Friday, January 18, 2008

Unhappily Married in Britain, Does This Sound Like Your Marriage?

The UK Telegraph reports on a new poll of Britons:

The study has revealed 56 per cent of people admitted they were not completely happy in their relationship - and more than half said they had considered divorcing their spouse.

For 29 per cent, the motivation for staying in a doomed marriage was avoiding a massive financial upheaval - with 42 per cent predicting they would have to give up their home if they split.

The poll, of 2,000 married couples, also revealed that 37 per cent said they were staying for the sake of the children.

A spokesperson for Relate, the relationship counsellors, said: "It's so easy for married couples to get stuck in a rut once the realities of paying the bills and getting the children's breakfast sets in.

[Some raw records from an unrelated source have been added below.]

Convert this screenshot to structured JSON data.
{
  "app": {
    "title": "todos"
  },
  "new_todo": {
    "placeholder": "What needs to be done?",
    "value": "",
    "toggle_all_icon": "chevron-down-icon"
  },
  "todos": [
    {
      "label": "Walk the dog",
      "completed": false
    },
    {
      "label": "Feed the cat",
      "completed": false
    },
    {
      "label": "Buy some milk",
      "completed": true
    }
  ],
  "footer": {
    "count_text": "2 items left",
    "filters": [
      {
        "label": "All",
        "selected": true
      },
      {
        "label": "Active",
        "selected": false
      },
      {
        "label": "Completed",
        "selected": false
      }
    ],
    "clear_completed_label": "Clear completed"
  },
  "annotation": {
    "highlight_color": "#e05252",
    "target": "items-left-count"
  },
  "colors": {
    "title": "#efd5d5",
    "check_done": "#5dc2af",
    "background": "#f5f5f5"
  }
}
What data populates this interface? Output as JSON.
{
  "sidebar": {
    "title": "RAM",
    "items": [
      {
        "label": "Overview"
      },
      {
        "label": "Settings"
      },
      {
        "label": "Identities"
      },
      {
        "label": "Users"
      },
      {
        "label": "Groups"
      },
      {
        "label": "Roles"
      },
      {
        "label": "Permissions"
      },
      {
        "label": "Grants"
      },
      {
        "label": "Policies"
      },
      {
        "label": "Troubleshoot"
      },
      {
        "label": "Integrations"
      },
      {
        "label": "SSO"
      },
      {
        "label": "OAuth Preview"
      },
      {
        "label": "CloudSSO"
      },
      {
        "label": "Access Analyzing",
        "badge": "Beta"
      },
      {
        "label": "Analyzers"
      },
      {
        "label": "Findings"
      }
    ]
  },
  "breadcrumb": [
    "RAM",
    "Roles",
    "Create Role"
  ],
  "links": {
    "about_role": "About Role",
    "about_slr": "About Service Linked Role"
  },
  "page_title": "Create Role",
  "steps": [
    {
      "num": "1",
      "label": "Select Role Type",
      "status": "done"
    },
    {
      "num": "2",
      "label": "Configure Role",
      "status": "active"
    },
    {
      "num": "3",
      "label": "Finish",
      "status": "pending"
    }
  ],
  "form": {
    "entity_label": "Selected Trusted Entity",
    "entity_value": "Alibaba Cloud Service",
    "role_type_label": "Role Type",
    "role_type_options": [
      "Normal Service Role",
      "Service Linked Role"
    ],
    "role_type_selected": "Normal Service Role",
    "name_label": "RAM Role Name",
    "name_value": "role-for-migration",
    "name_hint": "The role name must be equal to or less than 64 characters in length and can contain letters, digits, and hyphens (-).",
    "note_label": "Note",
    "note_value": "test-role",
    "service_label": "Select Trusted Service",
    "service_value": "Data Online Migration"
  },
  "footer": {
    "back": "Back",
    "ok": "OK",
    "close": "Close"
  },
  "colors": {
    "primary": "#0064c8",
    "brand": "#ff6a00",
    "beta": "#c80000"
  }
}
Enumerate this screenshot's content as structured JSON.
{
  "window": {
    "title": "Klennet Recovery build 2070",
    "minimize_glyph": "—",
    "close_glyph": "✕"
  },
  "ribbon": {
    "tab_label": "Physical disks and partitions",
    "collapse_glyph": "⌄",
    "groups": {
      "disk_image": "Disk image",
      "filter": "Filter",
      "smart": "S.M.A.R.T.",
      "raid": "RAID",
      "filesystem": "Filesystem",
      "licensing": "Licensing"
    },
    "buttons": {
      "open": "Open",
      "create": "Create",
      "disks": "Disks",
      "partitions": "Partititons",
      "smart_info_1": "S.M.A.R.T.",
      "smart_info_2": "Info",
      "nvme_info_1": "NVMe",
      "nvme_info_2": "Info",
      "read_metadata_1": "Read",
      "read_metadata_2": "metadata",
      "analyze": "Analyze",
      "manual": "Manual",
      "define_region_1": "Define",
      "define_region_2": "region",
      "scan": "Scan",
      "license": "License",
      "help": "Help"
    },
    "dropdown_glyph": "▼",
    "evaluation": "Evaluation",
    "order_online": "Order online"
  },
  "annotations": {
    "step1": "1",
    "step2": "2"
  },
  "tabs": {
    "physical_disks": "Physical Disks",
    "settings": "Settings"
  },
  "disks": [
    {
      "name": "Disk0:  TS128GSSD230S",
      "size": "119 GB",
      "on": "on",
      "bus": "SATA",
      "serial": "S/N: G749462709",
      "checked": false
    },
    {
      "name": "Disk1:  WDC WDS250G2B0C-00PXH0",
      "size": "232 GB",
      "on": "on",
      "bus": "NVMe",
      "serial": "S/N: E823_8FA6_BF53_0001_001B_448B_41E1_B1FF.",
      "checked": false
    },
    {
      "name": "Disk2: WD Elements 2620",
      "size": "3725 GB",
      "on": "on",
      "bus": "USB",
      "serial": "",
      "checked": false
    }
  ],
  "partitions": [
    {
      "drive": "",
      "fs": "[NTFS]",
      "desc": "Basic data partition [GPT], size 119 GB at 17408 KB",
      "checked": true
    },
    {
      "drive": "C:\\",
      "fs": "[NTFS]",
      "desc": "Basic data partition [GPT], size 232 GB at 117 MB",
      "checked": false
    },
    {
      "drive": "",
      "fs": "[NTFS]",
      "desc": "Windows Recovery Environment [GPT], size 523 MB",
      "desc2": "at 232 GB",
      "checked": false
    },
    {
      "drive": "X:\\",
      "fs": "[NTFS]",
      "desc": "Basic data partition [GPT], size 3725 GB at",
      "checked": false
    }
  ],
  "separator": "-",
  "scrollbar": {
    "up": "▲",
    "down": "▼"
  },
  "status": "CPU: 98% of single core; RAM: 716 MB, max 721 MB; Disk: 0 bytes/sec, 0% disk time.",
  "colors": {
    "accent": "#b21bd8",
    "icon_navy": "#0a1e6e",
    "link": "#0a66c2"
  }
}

"Relationships inevitably change over time. Couples who address their problems and talk to each other when they feel they may be taken for granted, stand a better chance of pulling through.

Or how about this:

The survey, commissioned by Seddons solicitors after a rush of New Year divorce applications, showed 30 per cent of men are scared that they would have to be without their children.

More than half also admit they would miss the financial security that comes from being with their husband or wife, and the same number say they would stay for the sake of the family unit.

For those who not wanting a divorce, take a look at some of the articles in the archives labeled "Marriage". Talk to your spouse, work at fixing the problems, get counseling. Divorce may not be brutal but why not try to avoid the stress of a divorce by dealing with the problems of your marriage?

Understand I do not advocate anyone staying a marriage where the relationship may lead to the destruction of one or both people. If you think the marriage is irretrievably broken, you have the grounds for a divorce in Indiana. I suggest you look in the archives under "divorce" and "Divorce General" for articles about preparing for a divorce. Then call a lawyer.